An “orthodox” position on arts funding?

A few years ago I spoke at a conference at the old Corcoran Gallery of Art in Washington DC entitled “Culture Wars: Then and Now” sponsored by the cutting-edge Transformer Gallery in DC. The program looked back at the controversies about publically-funded art back in the 1990s. Just a couple of months later I spoke in Cincinnati at a regional meeting of the Philadelphia Society—a conservative group founded in 1964 to talk about ideas, politics and culture—about publically funded art. I was easily the most conservative speaker on the topic at one event and the most liberal at the other. It was a curious sensation, not least of all because I said pretty much the same things at each, if in slightly different ways.

It reminded me of something that G.K. Chesterton wrote in Orthodoxy….

“Suppose we heard an unknown man spoken of by many men.
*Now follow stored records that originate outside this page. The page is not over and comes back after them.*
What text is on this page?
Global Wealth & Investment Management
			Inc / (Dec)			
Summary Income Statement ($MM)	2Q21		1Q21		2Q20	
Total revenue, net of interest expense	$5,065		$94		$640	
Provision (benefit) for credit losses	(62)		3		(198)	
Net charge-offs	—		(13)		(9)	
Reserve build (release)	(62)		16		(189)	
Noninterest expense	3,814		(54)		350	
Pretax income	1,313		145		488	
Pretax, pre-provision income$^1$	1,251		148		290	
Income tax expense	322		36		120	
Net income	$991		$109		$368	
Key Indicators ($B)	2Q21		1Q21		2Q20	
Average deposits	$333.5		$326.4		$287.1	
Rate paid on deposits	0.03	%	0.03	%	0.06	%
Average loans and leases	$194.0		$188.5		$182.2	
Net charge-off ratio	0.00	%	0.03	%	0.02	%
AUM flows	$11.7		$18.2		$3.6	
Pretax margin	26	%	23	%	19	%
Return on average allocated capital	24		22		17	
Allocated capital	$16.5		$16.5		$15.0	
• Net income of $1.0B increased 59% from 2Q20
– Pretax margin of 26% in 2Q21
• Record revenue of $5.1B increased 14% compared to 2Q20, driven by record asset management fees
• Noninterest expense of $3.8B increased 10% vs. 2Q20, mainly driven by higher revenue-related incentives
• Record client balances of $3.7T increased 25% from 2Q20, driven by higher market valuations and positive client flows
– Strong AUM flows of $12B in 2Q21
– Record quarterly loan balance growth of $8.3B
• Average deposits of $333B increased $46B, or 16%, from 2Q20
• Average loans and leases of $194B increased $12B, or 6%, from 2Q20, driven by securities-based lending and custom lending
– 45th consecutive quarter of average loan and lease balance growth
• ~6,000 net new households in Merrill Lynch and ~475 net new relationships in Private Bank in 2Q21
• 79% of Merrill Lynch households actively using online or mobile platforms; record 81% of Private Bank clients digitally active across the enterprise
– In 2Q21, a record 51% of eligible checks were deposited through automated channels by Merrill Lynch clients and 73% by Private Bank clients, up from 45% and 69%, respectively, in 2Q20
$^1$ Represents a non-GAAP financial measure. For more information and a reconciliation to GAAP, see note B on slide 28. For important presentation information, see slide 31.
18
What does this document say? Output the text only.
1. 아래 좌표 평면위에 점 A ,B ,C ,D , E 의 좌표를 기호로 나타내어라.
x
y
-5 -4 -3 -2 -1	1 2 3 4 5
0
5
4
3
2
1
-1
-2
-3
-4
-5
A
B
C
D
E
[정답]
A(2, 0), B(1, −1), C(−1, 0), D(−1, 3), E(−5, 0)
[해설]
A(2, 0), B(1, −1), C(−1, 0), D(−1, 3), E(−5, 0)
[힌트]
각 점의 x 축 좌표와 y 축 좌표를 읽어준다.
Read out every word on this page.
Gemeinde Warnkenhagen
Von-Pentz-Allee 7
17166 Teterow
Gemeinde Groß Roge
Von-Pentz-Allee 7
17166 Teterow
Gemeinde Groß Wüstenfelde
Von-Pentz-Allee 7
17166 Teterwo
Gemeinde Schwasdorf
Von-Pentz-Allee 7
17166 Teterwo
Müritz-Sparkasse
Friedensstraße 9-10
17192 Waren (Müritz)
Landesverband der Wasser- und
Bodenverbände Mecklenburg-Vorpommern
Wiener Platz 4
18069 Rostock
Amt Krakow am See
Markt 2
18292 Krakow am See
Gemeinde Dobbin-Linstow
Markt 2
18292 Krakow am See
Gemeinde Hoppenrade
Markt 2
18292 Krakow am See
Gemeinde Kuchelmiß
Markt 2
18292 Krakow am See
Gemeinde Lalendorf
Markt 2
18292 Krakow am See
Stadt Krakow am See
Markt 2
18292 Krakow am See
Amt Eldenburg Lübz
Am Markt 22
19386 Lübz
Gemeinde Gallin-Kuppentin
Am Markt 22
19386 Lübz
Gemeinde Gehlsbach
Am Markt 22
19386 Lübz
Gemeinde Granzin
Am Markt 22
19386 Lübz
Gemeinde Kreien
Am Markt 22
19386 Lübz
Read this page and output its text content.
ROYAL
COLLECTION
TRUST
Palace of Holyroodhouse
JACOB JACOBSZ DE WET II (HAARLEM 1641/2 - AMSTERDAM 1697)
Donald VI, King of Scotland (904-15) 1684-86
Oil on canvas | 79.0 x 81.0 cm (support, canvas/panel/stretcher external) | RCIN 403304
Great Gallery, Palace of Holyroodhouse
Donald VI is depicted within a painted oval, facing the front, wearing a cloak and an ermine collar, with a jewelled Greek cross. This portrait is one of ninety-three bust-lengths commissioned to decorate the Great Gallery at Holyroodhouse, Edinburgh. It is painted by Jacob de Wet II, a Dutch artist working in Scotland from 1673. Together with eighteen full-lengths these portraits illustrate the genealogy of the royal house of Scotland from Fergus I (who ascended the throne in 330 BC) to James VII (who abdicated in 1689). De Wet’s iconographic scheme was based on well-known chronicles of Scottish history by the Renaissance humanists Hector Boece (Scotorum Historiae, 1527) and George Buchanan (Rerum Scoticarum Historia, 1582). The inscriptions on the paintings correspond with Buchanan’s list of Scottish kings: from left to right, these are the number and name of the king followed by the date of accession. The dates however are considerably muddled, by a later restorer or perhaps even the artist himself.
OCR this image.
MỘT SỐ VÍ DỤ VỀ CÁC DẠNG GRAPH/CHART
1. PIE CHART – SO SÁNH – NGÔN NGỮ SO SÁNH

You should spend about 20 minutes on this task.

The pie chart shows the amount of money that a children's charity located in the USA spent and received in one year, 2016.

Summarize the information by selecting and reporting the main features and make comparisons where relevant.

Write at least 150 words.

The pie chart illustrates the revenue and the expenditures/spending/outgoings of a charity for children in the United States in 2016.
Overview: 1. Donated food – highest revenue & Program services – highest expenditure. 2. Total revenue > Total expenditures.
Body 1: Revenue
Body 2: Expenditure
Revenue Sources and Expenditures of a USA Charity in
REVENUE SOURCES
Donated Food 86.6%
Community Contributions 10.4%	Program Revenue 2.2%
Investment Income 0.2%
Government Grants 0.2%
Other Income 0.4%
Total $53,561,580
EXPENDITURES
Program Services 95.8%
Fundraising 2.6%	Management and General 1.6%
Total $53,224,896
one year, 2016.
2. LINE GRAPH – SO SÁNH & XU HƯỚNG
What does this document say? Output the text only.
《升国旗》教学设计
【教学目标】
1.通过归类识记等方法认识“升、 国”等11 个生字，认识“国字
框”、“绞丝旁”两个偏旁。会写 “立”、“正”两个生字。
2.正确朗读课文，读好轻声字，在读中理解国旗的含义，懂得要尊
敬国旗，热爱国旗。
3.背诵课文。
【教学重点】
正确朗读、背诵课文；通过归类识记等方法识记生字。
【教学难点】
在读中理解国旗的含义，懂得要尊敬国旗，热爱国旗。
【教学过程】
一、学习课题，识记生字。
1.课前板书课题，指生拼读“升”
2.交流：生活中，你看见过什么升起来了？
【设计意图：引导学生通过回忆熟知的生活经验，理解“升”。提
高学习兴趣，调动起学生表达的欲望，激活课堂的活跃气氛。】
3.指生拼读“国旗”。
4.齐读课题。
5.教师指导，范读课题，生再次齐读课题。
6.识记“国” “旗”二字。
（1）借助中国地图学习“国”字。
Suppose we were puzzled to hear that some men said he was too tall and some too short; some objected to his fatness, some lamented his leanness; some thought him too dark, and some too fair. One explanation (as has been already admitted) would be that he might be an odd shape. But there is another explanation. He might be the right shape. Outrageously tall men might feel him to be short. Very short men might feel him to be tall. Old bucks who are growing stout might consider him insufficiently filled out; old beaux who were growing thin might feel that he expanded beyond the narrow lines of elegance. …Perhaps (in short) this extraordinary thing is really the ordinary thing; at least the normal thing, the centre.”

It made me think that my stance on public funding for the arts might in some way be more sensible than either group thought.